脳科学者・茂木健一郎氏が自身のYouTubeチャンネルで「万能感と、努力と、無力感が整っている人はすばらしい」と題した動画を公開し、「人間は万能感を持つことがある」「根拠のない自信とも言えるが、子供の時って何でもできると思いがち」と語り、人生における“万能感”の意義や危うさについて自らの見解を述べた。

動画冒頭、茂木氏は「時々若者も万能感を持っているやついるよね。何でも俺はできるぞ、みたいな」と分析しつつ、「それを裏付ける努力、本当にやるならやらなくちゃいけない。万能感だけだとダメだよね」と警鐘を鳴らした。「根拠のない自信とそれを裏付ける努力、この2つはよく言っている」と述べ、ただの自信だけでなく“すさまじい努力”の重要性を重ねて強調した。

一方で茂木氏は「もう一個、人生において必要なのが無力感」だと力説。「打ちひしがれた感じ。

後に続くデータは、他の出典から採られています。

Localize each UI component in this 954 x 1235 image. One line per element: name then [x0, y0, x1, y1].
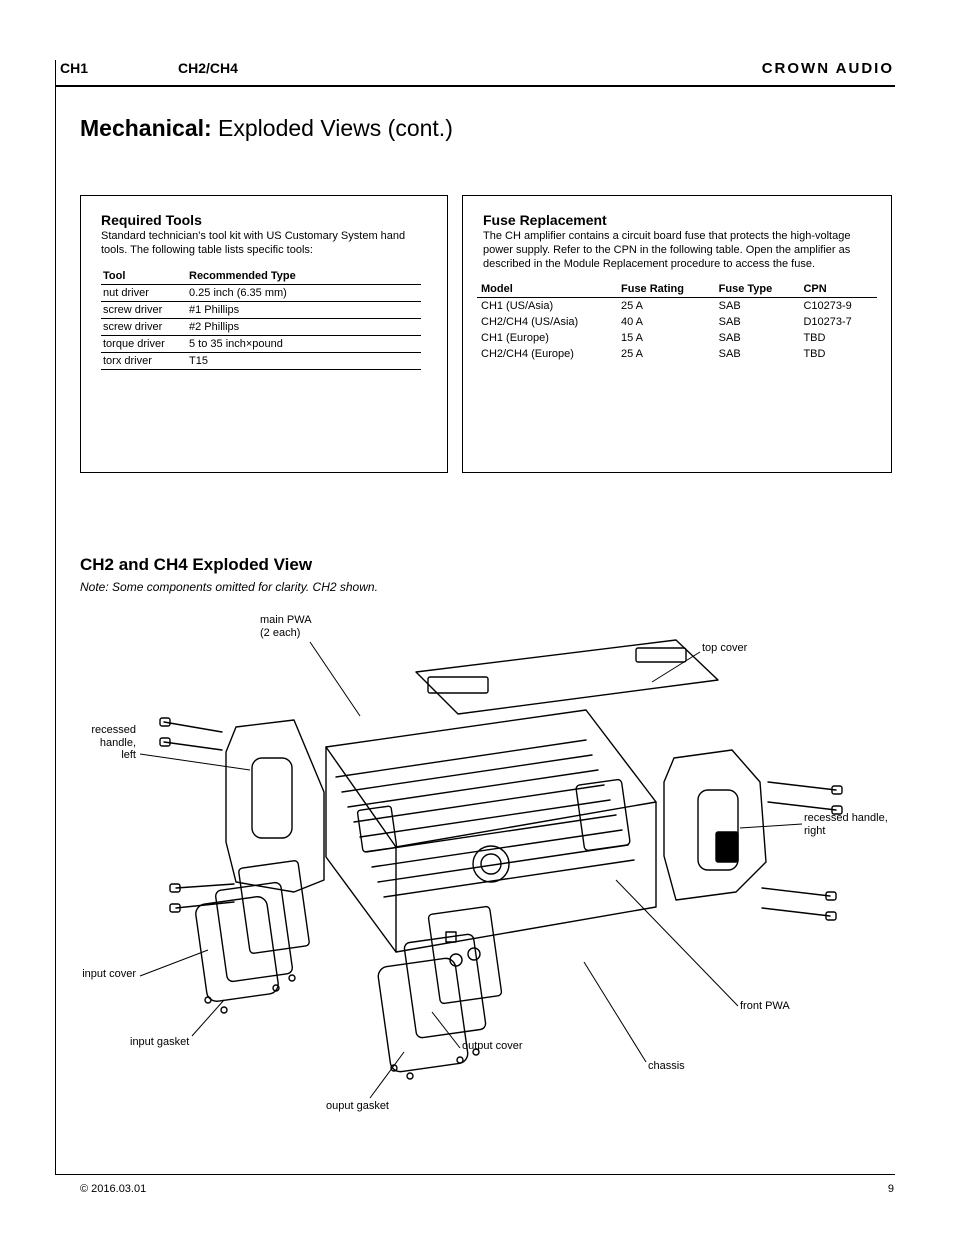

これは万能感と真逆のようだけど、無力感にとらわれるのはとてもいいこと」だとし、「アイザック・ニュートンやアインシュタイン、ジェームス・ジョイスのような偉人の業績に触れると、自分の無力さを感じる。それは無限に向き合っているということ」と独自の見解を語った。

茂木氏はまとめとして、「僕は万能感と、それを裏付ける努力と、それが無力感。この三つがあったら人生かなりいい感じだと思う。この三つが整っている人は素晴らしい。そうなりたいもんだね」と締めくくった。